Un train peut en cacher un autre, dis-je parfois en séance ; c'est la constante alerte à quoi doit s'astreindre l'analyste, même si dans un livresque idéal, nécessaire "attention flottante" ; c'est ce à quoi peut parfois se contraindre l'analysant, même si indispensable libre association.
Autre chose enfin : "se raconter" - disait Nikaya - ne suffit peut-être pas non plus : qu'ai-je à dire de ce que je m'entends dire ? Qu'ai-je à dire de ce que je sais m'entendre ne pas dire ? Pourquoi je chasse furtivement tel "flash", telle impression qui m'est revenue, sans lien avec mes propos ou avec la remarque vachement débile de "mon" analyste ? Pourquoi je ne m'autorise pas à lui dire "vous êtes débile là, ou quoi ?".
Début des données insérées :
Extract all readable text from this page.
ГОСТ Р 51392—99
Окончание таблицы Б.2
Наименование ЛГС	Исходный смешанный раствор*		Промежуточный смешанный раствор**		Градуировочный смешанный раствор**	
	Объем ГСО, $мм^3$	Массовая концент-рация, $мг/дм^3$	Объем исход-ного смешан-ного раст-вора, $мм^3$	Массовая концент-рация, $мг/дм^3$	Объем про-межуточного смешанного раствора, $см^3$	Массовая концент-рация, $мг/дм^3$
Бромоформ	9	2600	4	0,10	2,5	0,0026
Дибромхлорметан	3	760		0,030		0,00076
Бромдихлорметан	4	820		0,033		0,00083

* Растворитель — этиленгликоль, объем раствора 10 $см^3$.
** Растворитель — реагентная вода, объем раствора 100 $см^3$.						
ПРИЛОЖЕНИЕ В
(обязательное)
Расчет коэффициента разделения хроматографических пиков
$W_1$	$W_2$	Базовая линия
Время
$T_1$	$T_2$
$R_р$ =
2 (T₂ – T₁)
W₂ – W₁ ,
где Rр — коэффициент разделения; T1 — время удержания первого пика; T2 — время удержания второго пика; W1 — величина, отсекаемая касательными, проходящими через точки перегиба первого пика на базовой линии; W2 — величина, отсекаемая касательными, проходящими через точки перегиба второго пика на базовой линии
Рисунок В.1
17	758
Nos propres contraintes intérieures sur le divan, tout plein de bonne volonté que nous soyons pour ce coûteux travail, peuvent nous faire nous dire qu'il y en a marre, que la méthode, que l'analyste ne conviennent pas. Ce peut être un fait constatable après coup, mais pouvoir aussi être exploité.
Ah Monsieur, Ah Madame, Ah Psychanalyse, j'attendais tant de vous (sans trop y croire tant je souffre et depuis si longtemps) ; vous aussi me décevez.